The authors claim that mapping the inputs to a higher dimensional space using high-frequency functions before passing them to the network enables better fitting of data that contains high-frequency variation. In our example, we use two functions - sine and cosine - to embed the points in high-dimensional space.

Visual example of the positional encoding mechanism.

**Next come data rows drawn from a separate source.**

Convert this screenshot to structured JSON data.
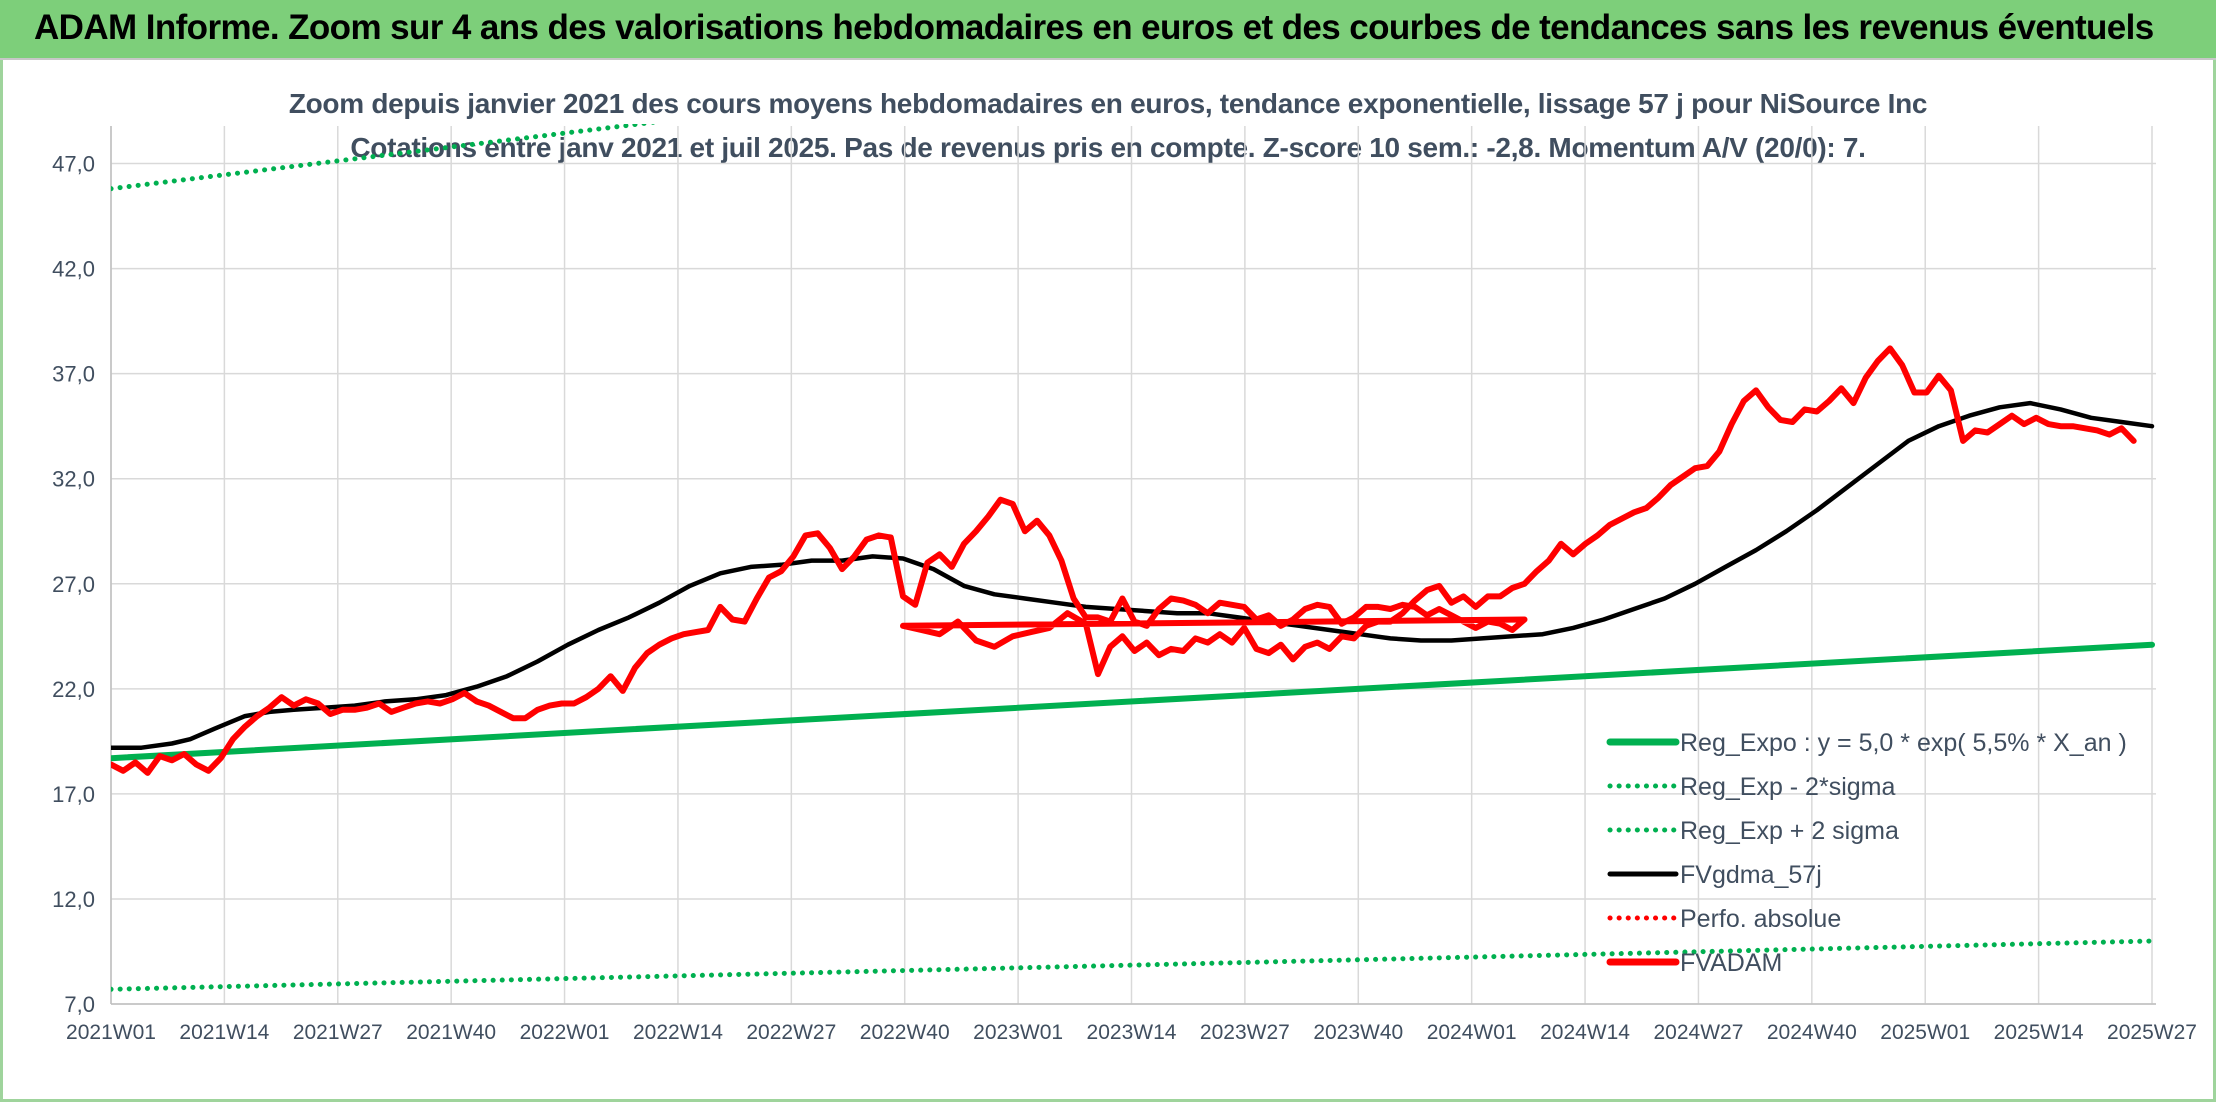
{
  "banner": {
    "title": "ADAM Informe. Zoom sur 4 ans des valorisations hebdomadaires en euros et des courbes de tendances sans les revenus éventuels"
  },
  "colors": {
    "banner_bg": "#7dcf7a",
    "reg_expo": "#00b050",
    "fv_adam": "#ff0000",
    "fvgdma": "#000000",
    "perfo": "#ff0000",
    "text": "#404e5f",
    "grid": "#d9d9d9"
  },
  "chart_data": {
    "type": "line",
    "title": "Zoom depuis janvier 2021 des cours moyens hebdomadaires en euros, tendance exponentielle, lissage 57 j pour NiSource Inc",
    "subtitle": "Cotations entre janv 2021 et juil 2025. Pas de revenus pris en compte. Z-score 10 sem.: -2,8. Momentum A/V (20/0): 7.",
    "xlabel": "",
    "ylabel": "",
    "ylim": [
      7.0,
      48.5
    ],
    "y_ticks": [
      "7,0",
      "12,0",
      "17,0",
      "22,0",
      "27,0",
      "32,0",
      "37,0",
      "42,0",
      "47,0"
    ],
    "y_tick_values": [
      7,
      12,
      17,
      22,
      27,
      32,
      37,
      42,
      47
    ],
    "x_ticks": [
      "2021W01",
      "2021W14",
      "2021W27",
      "2021W40",
      "2022W01",
      "2022W14",
      "2022W27",
      "2022W40",
      "2023W01",
      "2023W14",
      "2023W27",
      "2023W40",
      "2024W01",
      "2024W14",
      "2024W27",
      "2024W40",
      "2025W01",
      "2025W14",
      "2025W27"
    ],
    "x_range_weeks": [
      0,
      235
    ],
    "grid": true,
    "legend_position": "bottom-right",
    "series": [
      {
        "name": "Reg_Expo : y = 5,0 * exp( 5,5% *  X_an )",
        "style": "solid-thick",
        "color": "#00b050",
        "points": [
          [
            0,
            18.7
          ],
          [
            235,
            24.1
          ]
        ]
      },
      {
        "name": "Reg_Exp - 2*sigma",
        "style": "dotted",
        "color": "#00b050",
        "points": [
          [
            0,
            7.7
          ],
          [
            235,
            10.0
          ]
        ]
      },
      {
        "name": "Reg_Exp + 2 sigma",
        "style": "dotted",
        "color": "#00b050",
        "points": [
          [
            0,
            45.8
          ],
          [
            235,
            57.7
          ]
        ]
      },
      {
        "name": "FVgdma_57j",
        "style": "solid",
        "color": "#000000",
        "points": [
          [
            0,
            19.2
          ],
          [
            5,
            19.2
          ],
          [
            10,
            19.4
          ],
          [
            13,
            19.6
          ],
          [
            17,
            20.1
          ],
          [
            22,
            20.7
          ],
          [
            26,
            20.9
          ],
          [
            30,
            21.0
          ],
          [
            35,
            21.1
          ],
          [
            40,
            21.2
          ],
          [
            45,
            21.4
          ],
          [
            50,
            21.5
          ],
          [
            55,
            21.7
          ],
          [
            60,
            22.1
          ],
          [
            65,
            22.6
          ],
          [
            70,
            23.3
          ],
          [
            75,
            24.1
          ],
          [
            80,
            24.8
          ],
          [
            85,
            25.4
          ],
          [
            90,
            26.1
          ],
          [
            95,
            26.9
          ],
          [
            100,
            27.5
          ],
          [
            105,
            27.8
          ],
          [
            110,
            27.9
          ],
          [
            115,
            28.1
          ],
          [
            120,
            28.1
          ],
          [
            125,
            28.3
          ],
          [
            130,
            28.2
          ],
          [
            135,
            27.7
          ],
          [
            140,
            26.9
          ],
          [
            145,
            26.5
          ],
          [
            150,
            26.3
          ],
          [
            155,
            26.1
          ],
          [
            160,
            25.9
          ],
          [
            165,
            25.8
          ],
          [
            170,
            25.7
          ],
          [
            175,
            25.6
          ],
          [
            180,
            25.6
          ],
          [
            185,
            25.4
          ],
          [
            190,
            25.2
          ],
          [
            195,
            25.0
          ],
          [
            200,
            24.8
          ],
          [
            205,
            24.6
          ],
          [
            210,
            24.4
          ],
          [
            215,
            24.3
          ],
          [
            220,
            24.3
          ],
          [
            225,
            24.5
          ],
          [
            230,
            24.6
          ],
          [
            235,
            24.5
          ]
        ]
      },
      {
        "name": "Perfo. absolue",
        "style": "dotted",
        "color": "#ff0000",
        "points": []
      },
      {
        "name": "FVADAM",
        "style": "solid-thick",
        "color": "#ff0000",
        "points": [
          [
            0,
            18.4
          ],
          [
            2,
            18.1
          ],
          [
            4,
            18.5
          ],
          [
            6,
            18.0
          ],
          [
            8,
            18.8
          ],
          [
            10,
            18.6
          ],
          [
            12,
            18.9
          ],
          [
            14,
            18.4
          ],
          [
            16,
            18.1
          ],
          [
            18,
            18.7
          ],
          [
            20,
            19.6
          ],
          [
            22,
            20.2
          ],
          [
            24,
            20.7
          ],
          [
            26,
            21.1
          ],
          [
            28,
            21.6
          ],
          [
            30,
            21.2
          ],
          [
            32,
            21.5
          ],
          [
            34,
            21.3
          ],
          [
            36,
            20.8
          ],
          [
            38,
            21.0
          ],
          [
            40,
            21.0
          ],
          [
            42,
            21.1
          ],
          [
            44,
            21.3
          ],
          [
            46,
            20.9
          ],
          [
            48,
            21.1
          ],
          [
            50,
            21.3
          ],
          [
            52,
            21.4
          ],
          [
            54,
            21.3
          ],
          [
            56,
            21.5
          ],
          [
            58,
            21.8
          ],
          [
            60,
            21.4
          ],
          [
            62,
            21.2
          ],
          [
            64,
            20.9
          ],
          [
            66,
            20.6
          ],
          [
            68,
            20.6
          ],
          [
            70,
            21.0
          ],
          [
            72,
            21.2
          ],
          [
            74,
            21.3
          ],
          [
            76,
            21.3
          ],
          [
            78,
            21.6
          ],
          [
            80,
            22.0
          ],
          [
            82,
            22.6
          ],
          [
            84,
            21.9
          ],
          [
            86,
            23.0
          ],
          [
            88,
            23.7
          ],
          [
            90,
            24.1
          ],
          [
            92,
            24.4
          ],
          [
            94,
            24.6
          ],
          [
            96,
            24.7
          ],
          [
            98,
            24.8
          ],
          [
            100,
            25.9
          ],
          [
            102,
            25.3
          ],
          [
            104,
            25.2
          ],
          [
            106,
            26.3
          ],
          [
            108,
            27.3
          ],
          [
            110,
            27.6
          ],
          [
            112,
            28.3
          ],
          [
            114,
            29.3
          ],
          [
            116,
            29.4
          ],
          [
            118,
            28.7
          ],
          [
            120,
            27.7
          ],
          [
            122,
            28.3
          ],
          [
            124,
            29.1
          ],
          [
            126,
            29.3
          ],
          [
            128,
            29.2
          ],
          [
            130,
            26.4
          ],
          [
            132,
            26.0
          ],
          [
            134,
            28.0
          ],
          [
            136,
            28.4
          ],
          [
            138,
            27.8
          ],
          [
            140,
            28.9
          ],
          [
            142,
            29.5
          ],
          [
            144,
            30.2
          ],
          [
            146,
            31.0
          ],
          [
            148,
            30.8
          ],
          [
            150,
            29.5
          ],
          [
            152,
            30.0
          ],
          [
            154,
            29.3
          ],
          [
            156,
            28.1
          ],
          [
            158,
            26.3
          ],
          [
            160,
            25.4
          ],
          [
            162,
            25.4
          ],
          [
            164,
            25.2
          ],
          [
            166,
            26.3
          ],
          [
            168,
            25.2
          ],
          [
            170,
            25.0
          ],
          [
            172,
            25.8
          ],
          [
            174,
            26.3
          ],
          [
            176,
            26.2
          ],
          [
            178,
            26.0
          ],
          [
            180,
            25.6
          ],
          [
            182,
            26.1
          ],
          [
            184,
            26.0
          ],
          [
            186,
            25.9
          ],
          [
            188,
            25.3
          ],
          [
            190,
            25.5
          ],
          [
            192,
            25.0
          ],
          [
            194,
            25.3
          ],
          [
            196,
            25.8
          ],
          [
            198,
            26.0
          ],
          [
            200,
            25.9
          ],
          [
            202,
            25.1
          ],
          [
            204,
            25.4
          ],
          [
            206,
            25.9
          ],
          [
            208,
            25.9
          ],
          [
            210,
            25.8
          ],
          [
            212,
            26.0
          ],
          [
            214,
            25.9
          ],
          [
            216,
            25.5
          ],
          [
            218,
            25.8
          ],
          [
            220,
            25.5
          ],
          [
            222,
            25.2
          ],
          [
            224,
            24.9
          ],
          [
            226,
            25.2
          ],
          [
            228,
            25.1
          ],
          [
            230,
            24.8
          ],
          [
            232,
            25.3
          ],
          [
            235,
            25.0
          ]
        ]
      }
    ],
    "fvadam_2023_2025": [
      [
        0,
        25.0
      ],
      [
        3,
        24.8
      ],
      [
        6,
        24.6
      ],
      [
        9,
        25.2
      ],
      [
        12,
        24.3
      ],
      [
        15,
        24.0
      ],
      [
        18,
        24.5
      ],
      [
        21,
        24.7
      ],
      [
        24,
        24.9
      ],
      [
        27,
        25.6
      ],
      [
        30,
        25.1
      ],
      [
        32,
        22.7
      ],
      [
        34,
        24.0
      ],
      [
        36,
        24.5
      ],
      [
        38,
        23.8
      ],
      [
        40,
        24.2
      ],
      [
        42,
        23.6
      ],
      [
        44,
        23.9
      ],
      [
        46,
        23.8
      ],
      [
        48,
        24.4
      ],
      [
        50,
        24.2
      ],
      [
        52,
        24.6
      ],
      [
        54,
        24.2
      ],
      [
        56,
        24.9
      ],
      [
        58,
        23.9
      ],
      [
        60,
        23.7
      ],
      [
        62,
        24.1
      ],
      [
        64,
        23.4
      ],
      [
        66,
        24.0
      ],
      [
        68,
        24.2
      ],
      [
        70,
        23.9
      ],
      [
        72,
        24.5
      ],
      [
        74,
        24.4
      ],
      [
        76,
        25.0
      ],
      [
        78,
        25.2
      ],
      [
        80,
        25.2
      ],
      [
        82,
        25.6
      ],
      [
        84,
        26.2
      ],
      [
        86,
        26.7
      ],
      [
        88,
        26.9
      ],
      [
        90,
        26.1
      ],
      [
        92,
        26.4
      ],
      [
        94,
        25.9
      ],
      [
        96,
        26.4
      ],
      [
        98,
        26.4
      ],
      [
        100,
        26.8
      ],
      [
        102,
        27.0
      ],
      [
        104,
        27.6
      ],
      [
        106,
        28.1
      ],
      [
        108,
        28.9
      ],
      [
        110,
        28.4
      ],
      [
        112,
        28.9
      ],
      [
        114,
        29.3
      ],
      [
        116,
        29.8
      ],
      [
        118,
        30.1
      ],
      [
        120,
        30.4
      ],
      [
        122,
        30.6
      ],
      [
        124,
        31.1
      ],
      [
        126,
        31.7
      ],
      [
        128,
        32.1
      ],
      [
        130,
        32.5
      ],
      [
        132,
        32.6
      ],
      [
        134,
        33.3
      ],
      [
        136,
        34.6
      ],
      [
        138,
        35.7
      ],
      [
        140,
        36.2
      ],
      [
        142,
        35.4
      ],
      [
        144,
        34.8
      ],
      [
        146,
        34.7
      ],
      [
        148,
        35.3
      ],
      [
        150,
        35.2
      ],
      [
        152,
        35.7
      ],
      [
        154,
        36.3
      ],
      [
        156,
        35.6
      ],
      [
        158,
        36.8
      ],
      [
        160,
        37.6
      ],
      [
        162,
        38.2
      ],
      [
        164,
        37.4
      ],
      [
        166,
        36.1
      ],
      [
        168,
        36.1
      ],
      [
        170,
        36.9
      ],
      [
        172,
        36.2
      ],
      [
        174,
        33.8
      ],
      [
        176,
        34.3
      ],
      [
        178,
        34.2
      ],
      [
        180,
        34.6
      ],
      [
        182,
        35.0
      ],
      [
        184,
        34.6
      ],
      [
        186,
        34.9
      ],
      [
        188,
        34.6
      ],
      [
        190,
        34.5
      ],
      [
        192,
        34.5
      ],
      [
        194,
        34.4
      ],
      [
        196,
        34.3
      ],
      [
        198,
        34.1
      ],
      [
        200,
        34.4
      ],
      [
        202,
        33.8
      ]
    ]
  },
  "legend": {
    "items": [
      {
        "label": "Reg_Expo : y = 5,0 * exp( 5,5% *  X_an )",
        "style": "solid-thick",
        "color": "#00b050"
      },
      {
        "label": "Reg_Exp - 2*sigma",
        "style": "dotted",
        "color": "#00b050"
      },
      {
        "label": "Reg_Exp + 2 sigma",
        "style": "dotted",
        "color": "#00b050"
      },
      {
        "label": "FVgdma_57j",
        "style": "solid",
        "color": "#000000"
      },
      {
        "label": "Perfo. absolue",
        "style": "dotted",
        "color": "#ff0000"
      },
      {
        "label": "FVADAM",
        "style": "solid-thick",
        "color": "#ff0000"
      }
    ]
  }
}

The image above is a graphical representation of a mapping of a random point \(p=[-0.039, -1.505, -1.316]\) using an encoding function \(\gamma(p)\):

\[\gamma(p) = (\sin(\pi p), \cos(\pi p), \sin(2\pi p), \cos(2\pi p)) = ([-0.039, -0.998, -0.968], [0.999, 0.065, 0.251], [-0.079, -0.123, -0.486], [0.997, -0.992, -0.874])\]

Step 4: Neural Network Inference and Volume Rendering

Neural Network Inference

Input A set of 3D query points (after positional encoding) \(\{x_{1}, x_2, ... ,x_d\}_{n\times m \times H \times W}\)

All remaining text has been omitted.